La modella attivista ad evento Pantene #Hairhasnogender a Milano

(ANSA) - MILANO, 22 NOV - Sul fronte dei diritti "in Italia, come in tutto il mondo, c'è ancora tanto da fare, noi non abbiamo nessun diritto: né al lavoro, né all'amore, siamo vulnerabili su tutto e non esistono leggi che si occupano di noi.
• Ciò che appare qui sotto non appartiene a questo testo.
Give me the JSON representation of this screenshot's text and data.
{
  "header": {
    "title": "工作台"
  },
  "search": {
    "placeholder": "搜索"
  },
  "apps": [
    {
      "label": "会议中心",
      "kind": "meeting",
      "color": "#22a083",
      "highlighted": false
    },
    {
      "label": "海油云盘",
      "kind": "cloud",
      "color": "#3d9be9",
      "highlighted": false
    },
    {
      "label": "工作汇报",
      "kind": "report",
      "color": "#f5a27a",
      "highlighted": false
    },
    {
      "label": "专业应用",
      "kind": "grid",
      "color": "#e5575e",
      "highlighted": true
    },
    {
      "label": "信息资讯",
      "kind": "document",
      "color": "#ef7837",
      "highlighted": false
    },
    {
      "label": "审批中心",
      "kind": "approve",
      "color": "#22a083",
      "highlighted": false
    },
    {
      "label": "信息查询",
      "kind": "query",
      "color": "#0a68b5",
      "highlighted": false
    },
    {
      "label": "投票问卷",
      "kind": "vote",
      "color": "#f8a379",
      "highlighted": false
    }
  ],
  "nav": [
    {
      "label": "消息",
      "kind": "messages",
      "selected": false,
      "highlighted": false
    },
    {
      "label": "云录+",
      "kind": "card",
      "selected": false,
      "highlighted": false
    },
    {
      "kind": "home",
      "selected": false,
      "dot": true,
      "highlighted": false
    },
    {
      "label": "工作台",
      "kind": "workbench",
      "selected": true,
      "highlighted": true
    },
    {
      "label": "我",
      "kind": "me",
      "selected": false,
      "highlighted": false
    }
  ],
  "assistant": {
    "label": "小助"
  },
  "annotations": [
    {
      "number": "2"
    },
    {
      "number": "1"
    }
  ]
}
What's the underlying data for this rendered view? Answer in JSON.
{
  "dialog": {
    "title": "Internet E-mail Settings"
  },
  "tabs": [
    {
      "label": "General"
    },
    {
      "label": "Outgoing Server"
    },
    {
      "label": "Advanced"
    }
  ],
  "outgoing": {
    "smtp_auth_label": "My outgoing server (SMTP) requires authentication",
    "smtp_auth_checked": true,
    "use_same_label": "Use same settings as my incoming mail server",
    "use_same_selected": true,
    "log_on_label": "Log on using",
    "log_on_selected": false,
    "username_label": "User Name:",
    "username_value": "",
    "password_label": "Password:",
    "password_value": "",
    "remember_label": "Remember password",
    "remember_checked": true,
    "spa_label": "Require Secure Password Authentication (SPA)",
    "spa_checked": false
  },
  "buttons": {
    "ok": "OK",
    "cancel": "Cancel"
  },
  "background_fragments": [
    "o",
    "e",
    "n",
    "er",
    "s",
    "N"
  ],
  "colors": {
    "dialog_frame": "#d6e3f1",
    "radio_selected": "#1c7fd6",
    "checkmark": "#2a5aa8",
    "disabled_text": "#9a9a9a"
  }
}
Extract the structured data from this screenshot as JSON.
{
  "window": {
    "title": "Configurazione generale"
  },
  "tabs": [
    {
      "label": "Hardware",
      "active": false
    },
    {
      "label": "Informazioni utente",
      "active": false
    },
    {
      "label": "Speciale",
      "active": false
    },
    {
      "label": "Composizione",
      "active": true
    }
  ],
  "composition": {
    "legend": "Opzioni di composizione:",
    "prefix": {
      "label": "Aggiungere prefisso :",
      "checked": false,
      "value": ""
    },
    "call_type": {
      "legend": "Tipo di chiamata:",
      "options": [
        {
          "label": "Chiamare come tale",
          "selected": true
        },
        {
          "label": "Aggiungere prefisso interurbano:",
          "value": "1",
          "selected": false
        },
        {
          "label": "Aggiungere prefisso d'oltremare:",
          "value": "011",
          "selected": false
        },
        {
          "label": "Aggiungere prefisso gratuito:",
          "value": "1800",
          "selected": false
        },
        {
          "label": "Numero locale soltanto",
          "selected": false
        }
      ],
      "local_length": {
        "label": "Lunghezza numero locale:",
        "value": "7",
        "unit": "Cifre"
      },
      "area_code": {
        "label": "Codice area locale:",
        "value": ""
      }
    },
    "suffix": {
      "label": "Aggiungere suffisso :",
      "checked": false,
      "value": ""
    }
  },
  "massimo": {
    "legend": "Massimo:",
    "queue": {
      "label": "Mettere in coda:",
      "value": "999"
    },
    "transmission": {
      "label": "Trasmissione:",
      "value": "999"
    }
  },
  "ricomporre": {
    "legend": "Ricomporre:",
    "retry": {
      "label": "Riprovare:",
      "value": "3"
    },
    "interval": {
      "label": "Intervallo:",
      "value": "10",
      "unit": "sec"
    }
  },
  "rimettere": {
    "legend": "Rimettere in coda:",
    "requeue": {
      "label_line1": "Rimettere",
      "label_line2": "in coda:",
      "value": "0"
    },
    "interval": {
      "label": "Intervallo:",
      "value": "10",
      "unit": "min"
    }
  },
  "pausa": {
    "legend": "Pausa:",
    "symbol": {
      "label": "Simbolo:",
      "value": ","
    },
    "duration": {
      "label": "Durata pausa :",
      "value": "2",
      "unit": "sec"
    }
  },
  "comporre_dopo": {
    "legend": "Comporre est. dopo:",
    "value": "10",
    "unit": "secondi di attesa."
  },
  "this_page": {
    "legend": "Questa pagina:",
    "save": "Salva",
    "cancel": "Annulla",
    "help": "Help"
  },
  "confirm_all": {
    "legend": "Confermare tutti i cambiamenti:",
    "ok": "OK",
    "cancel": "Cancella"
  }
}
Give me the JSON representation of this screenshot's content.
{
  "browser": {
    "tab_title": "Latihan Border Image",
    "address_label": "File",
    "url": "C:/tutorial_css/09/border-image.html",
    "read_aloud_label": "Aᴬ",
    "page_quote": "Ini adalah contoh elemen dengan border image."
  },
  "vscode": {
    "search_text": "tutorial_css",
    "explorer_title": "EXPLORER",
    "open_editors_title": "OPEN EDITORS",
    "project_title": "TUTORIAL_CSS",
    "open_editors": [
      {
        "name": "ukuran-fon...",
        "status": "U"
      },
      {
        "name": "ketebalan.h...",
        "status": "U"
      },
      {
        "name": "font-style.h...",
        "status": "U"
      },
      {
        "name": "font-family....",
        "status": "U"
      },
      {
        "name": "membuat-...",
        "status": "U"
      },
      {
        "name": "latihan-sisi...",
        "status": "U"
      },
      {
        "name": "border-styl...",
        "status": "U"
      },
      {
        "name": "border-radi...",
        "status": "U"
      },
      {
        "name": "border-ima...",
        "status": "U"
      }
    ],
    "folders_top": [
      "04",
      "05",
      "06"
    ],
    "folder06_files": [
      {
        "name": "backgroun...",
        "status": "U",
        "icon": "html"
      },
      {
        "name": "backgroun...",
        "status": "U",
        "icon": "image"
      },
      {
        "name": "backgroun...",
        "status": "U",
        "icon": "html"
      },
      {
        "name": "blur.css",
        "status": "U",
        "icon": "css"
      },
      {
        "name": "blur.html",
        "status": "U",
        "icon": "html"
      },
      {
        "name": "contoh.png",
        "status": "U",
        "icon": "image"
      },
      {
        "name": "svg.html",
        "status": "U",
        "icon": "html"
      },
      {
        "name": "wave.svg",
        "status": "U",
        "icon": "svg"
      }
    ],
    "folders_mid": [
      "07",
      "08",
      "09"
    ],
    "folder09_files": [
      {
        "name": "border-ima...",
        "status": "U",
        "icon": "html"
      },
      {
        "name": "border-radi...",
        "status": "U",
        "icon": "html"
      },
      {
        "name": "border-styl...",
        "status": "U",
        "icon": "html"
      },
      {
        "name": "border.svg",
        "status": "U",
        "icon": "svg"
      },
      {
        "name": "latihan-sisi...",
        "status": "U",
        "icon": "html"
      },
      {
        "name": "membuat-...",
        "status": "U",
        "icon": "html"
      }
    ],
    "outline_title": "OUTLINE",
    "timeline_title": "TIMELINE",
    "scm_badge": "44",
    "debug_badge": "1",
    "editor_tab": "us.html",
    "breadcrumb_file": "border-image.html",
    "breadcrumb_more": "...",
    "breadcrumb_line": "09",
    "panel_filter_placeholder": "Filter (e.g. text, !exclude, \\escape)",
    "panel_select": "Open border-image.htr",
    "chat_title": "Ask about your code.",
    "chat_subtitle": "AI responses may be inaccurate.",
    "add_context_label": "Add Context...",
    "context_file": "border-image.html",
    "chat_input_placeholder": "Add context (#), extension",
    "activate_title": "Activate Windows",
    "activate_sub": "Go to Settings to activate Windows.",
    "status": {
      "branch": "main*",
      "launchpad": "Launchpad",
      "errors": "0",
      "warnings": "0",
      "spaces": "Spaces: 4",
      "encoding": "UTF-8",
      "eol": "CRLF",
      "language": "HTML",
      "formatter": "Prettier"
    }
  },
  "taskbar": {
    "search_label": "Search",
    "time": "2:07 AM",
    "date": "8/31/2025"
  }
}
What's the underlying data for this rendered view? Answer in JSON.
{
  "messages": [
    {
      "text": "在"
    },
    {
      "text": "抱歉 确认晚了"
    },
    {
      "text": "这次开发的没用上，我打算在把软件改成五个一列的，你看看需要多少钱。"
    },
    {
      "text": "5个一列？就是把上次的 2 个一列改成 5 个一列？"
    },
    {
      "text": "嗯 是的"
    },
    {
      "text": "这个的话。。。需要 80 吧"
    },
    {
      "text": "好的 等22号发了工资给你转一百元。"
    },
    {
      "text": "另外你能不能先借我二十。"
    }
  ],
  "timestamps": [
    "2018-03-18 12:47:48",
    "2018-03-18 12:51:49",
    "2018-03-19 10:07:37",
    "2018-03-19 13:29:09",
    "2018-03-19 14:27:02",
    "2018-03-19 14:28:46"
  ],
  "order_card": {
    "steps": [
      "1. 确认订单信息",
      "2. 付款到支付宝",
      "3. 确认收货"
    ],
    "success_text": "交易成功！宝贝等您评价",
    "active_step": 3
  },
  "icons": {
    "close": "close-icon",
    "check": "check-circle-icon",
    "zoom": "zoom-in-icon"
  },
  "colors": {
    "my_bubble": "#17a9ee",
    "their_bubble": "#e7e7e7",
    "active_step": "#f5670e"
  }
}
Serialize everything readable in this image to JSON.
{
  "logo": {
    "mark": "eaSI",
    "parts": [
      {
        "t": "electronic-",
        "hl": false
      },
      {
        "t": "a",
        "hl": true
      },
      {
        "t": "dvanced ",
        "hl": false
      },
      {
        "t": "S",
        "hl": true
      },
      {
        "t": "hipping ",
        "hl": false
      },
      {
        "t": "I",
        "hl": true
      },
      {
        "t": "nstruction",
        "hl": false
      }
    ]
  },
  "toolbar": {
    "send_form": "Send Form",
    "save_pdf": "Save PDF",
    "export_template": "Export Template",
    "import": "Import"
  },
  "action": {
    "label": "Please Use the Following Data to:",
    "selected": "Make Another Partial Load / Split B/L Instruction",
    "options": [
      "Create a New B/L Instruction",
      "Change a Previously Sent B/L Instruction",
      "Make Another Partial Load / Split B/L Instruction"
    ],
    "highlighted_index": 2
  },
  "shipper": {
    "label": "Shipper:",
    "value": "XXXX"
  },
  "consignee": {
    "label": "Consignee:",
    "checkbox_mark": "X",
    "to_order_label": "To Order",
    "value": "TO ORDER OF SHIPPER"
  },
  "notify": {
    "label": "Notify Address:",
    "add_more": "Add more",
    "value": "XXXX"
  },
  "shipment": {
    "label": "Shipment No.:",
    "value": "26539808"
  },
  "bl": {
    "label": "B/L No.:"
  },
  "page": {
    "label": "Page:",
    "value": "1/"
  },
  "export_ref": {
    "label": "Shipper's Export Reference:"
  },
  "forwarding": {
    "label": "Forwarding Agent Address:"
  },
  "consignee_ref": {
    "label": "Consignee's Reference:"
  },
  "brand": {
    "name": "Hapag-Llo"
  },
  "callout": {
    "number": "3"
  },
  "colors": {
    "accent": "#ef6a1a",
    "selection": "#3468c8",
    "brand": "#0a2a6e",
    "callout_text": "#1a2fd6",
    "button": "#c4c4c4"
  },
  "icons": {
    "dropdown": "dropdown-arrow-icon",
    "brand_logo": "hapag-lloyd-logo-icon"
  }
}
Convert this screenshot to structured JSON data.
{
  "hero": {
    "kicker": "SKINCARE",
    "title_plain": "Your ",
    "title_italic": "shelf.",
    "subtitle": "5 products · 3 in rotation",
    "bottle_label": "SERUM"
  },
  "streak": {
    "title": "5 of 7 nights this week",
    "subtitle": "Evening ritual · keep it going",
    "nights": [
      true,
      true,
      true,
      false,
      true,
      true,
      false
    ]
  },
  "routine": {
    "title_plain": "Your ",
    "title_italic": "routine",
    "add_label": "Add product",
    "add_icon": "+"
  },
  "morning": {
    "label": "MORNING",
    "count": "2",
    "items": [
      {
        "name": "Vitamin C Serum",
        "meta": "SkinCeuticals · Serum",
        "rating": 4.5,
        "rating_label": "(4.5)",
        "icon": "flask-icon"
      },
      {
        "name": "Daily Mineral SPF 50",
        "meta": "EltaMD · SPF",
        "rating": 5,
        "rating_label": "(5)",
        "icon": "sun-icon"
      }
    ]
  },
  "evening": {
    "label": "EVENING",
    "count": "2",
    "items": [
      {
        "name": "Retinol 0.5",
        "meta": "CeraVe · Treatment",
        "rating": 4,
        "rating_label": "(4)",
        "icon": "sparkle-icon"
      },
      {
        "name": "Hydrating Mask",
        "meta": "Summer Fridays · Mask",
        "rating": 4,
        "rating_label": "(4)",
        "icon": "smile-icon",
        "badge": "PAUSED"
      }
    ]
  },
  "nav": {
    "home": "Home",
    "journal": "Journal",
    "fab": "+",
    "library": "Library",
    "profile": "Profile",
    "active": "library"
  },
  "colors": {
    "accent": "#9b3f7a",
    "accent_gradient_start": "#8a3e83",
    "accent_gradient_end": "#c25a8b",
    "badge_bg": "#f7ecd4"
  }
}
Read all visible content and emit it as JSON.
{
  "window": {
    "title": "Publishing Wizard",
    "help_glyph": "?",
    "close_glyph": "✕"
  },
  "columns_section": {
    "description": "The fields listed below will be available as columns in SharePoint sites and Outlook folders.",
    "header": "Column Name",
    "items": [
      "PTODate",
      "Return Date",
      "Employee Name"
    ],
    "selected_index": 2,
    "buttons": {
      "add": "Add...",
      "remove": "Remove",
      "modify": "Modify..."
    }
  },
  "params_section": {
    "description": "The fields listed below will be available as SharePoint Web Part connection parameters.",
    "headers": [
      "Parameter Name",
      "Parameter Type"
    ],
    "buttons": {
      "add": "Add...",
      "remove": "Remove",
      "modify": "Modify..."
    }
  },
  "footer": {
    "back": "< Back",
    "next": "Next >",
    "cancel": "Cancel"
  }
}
Di fatto non siamo rappresentate in niente pur essendo sempre esistite". Lo ha detto la modella e attivista transgender Lea T, la figlia del calciatore brasiliano Toninho Cerezo, a margine del lancio a Milano della nuova campagna contro la transfobia di Pantene #HairHasNoGender.
    Per la modella, è vero che "alcuni Paesi sono più avanti di altri, ma la realtà è sempre la stessa: cambiano i modi in cui veniamo discriminati, ma la realtà rimane la stessa". "Io vengo dal Brasile, il paese al mondo dove ci sono grandi problemi di transfobia, quest'anno se non sbaglio sono stati uccise più di 140 persone transessuali - ha aggiunto -. In Italia magari non ci uccidono, ma ci sono microtorture quotidiane". (ANSA).